Per Emkay Global, trade and fiscal policy are the two key areas where differences in approach of Donald Trump and Kamala Harris could be the sharpest. 

(i) Fiscal: While the report stated that fiscal restraint may not be exercised by either, fiscal thrust from the Republican would come predominantly in the form of tax cuts, whereas Democrats would lead with more spending. Trump has argued for full extension of the 2017 tax cuts expiring in end-2025, with spending focused on infra, tech, and defense. Meanwhile, Democrats oppose extending these lower marginal rates (implying corporate taxes back to 28 per cent) and increasing the tax burden on the wealthy to fund the extension of health insurance subsidies and child tax credits. Broad extension of tax cuts was estimated to increase the cumulative deficit by $4.6 trillion over a decade, with Trump-led policies being more extravagant at over $7.5 trillion, sans any taxes/tariff hikes. “A full Trump sweep would likely be the most equity-positive outcome with a favorable corporate tax regime alongside low regulatory burden, while any gridlock is technically equity market-negative. However, the gridlock would be the most bearish outcome for spending, implying good news for bonds. Expect bearish steepening on full sweep, with higher pressure on term premium in a Red sweep. However, ‘fiscal cliff’ chances on debt ceiling or government funding also increase with Harris-led split Congress,” said Madhavi Arora. 

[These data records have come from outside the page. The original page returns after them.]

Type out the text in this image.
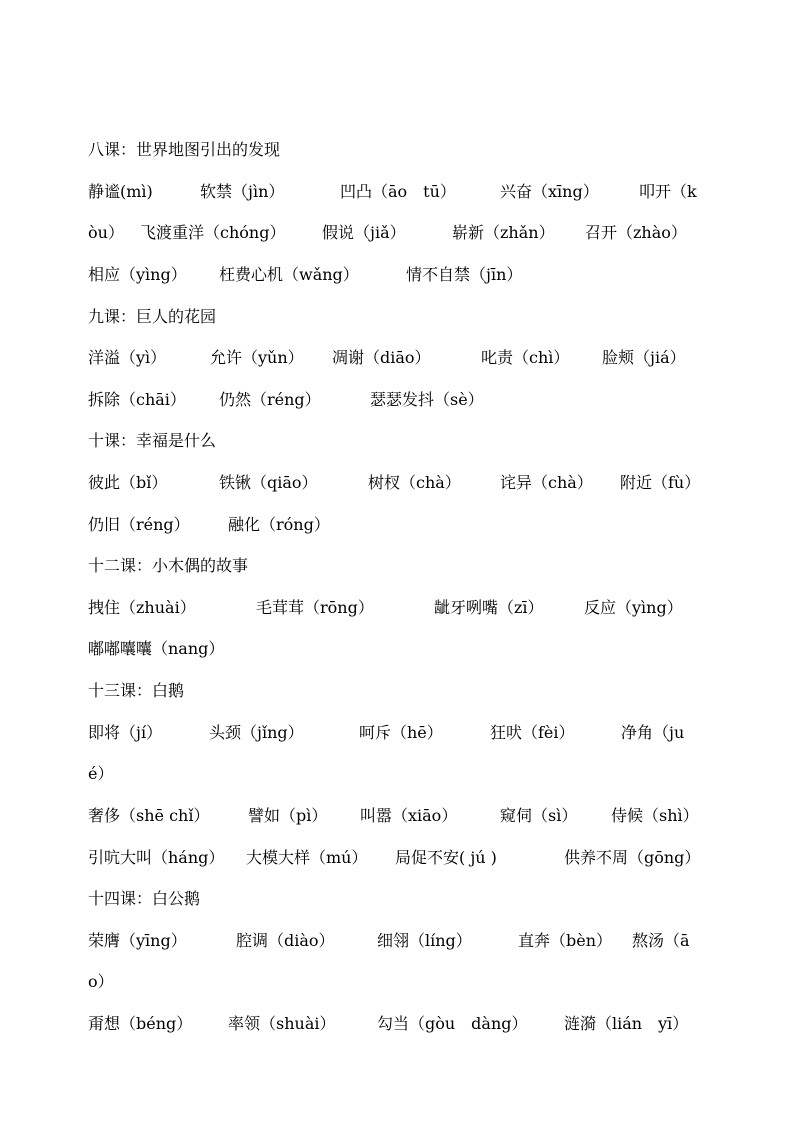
八课：世界地图引出的发现
静谧(mì)	软禁（jìn）	凹凸（āo　tū）	兴奋（xīng）	叩开（k
òu） 飞渡重洋（chóng） 假说（jiǎ）	崭新（zhǎn） 召开（zhào）
相应（yìng） 枉费心机（wǎng）	情不自禁（jīn）
九课：巨人的花园
洋溢（yì）	允许（yǔn） 凋谢（diāo）	叱责（chì） 脸颊（jiá）
拆除（chāi） 仍然（réng）	瑟瑟发抖（sè）
十课：幸福是什么
彼此（bǐ）	铁锹（qiāo）	树杈（chà） 诧异（chà） 附近（fù）
仍旧（réng） 融化（róng）
十二课：小木偶的故事
拽住（zhuài）	毛茸茸（rōng）	龇牙咧嘴（zī）	反应（yìng）
嘟嘟囔囔（nang）
十三课：白鹅
即将（jí）	头颈（jǐng）	呵斥（hē）	狂吠（fèi）	净角（ju
é）
奢侈（shē chǐ） 譬如（pì） 叫嚣（xiāo）	窥伺（sì） 侍候（shì）
引吭大叫（háng） 大模大样（mú） 局促不安( jú )	供养不周（gōng）
十四课：白公鹅
荣膺（yīng）	腔调（diào）	细翎（líng）	直奔（bèn） 熬汤（ā
o）
甭想（béng） 率领（shuài）	勾当（gòu　dàng） 涟漪（lián　yī）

(ii) Trade: If Trump comes to power, trade is likely to take a front seat even as both regimes would remain firm on China levies and protect sensitive industries such as solar and semis. Former President Trump has floated a variety of proposals, including a 60 per cent tariff on all Chinese imports, 100 per cent tariffs on EV imports from Mexico, and a universal 10 per cent tariff on all imports. Broad tariffs, Emkay Global stated, imply downside risks to US/global growth, higher cost, and push firms to account for greater risk of frictions for supply chains and end-market access among other factors. “We think the US election premium is not yet fully baked into the USD, and the bulk of the rebound owes to a re-pricing higher of UST yields. While Trump has vocally supported a weaker USD, we think his policies would lead to stronger USD in the near-term (also helped by higher fiscal-led US growth vs DM peers) amid USD’s anti cyclical character,” said Madhavi Arora. She further added that a Democratic victory should, however, see temporary USD weakening.

Regardless of the election outcome, the brokerage firm expects heightened FX volatility and disrupted supply chains. “We will watch for CNY-led Asian EM FX weakness, and INR following suit, even as it may stay in the middle of the EMFX pack. We fear FX wars would be the biggest asset class risk that could unfold over the coming years, as China strives to survive its new export model of high-end manufacturing, amid growing Western resistance,” Emkay Global concluded.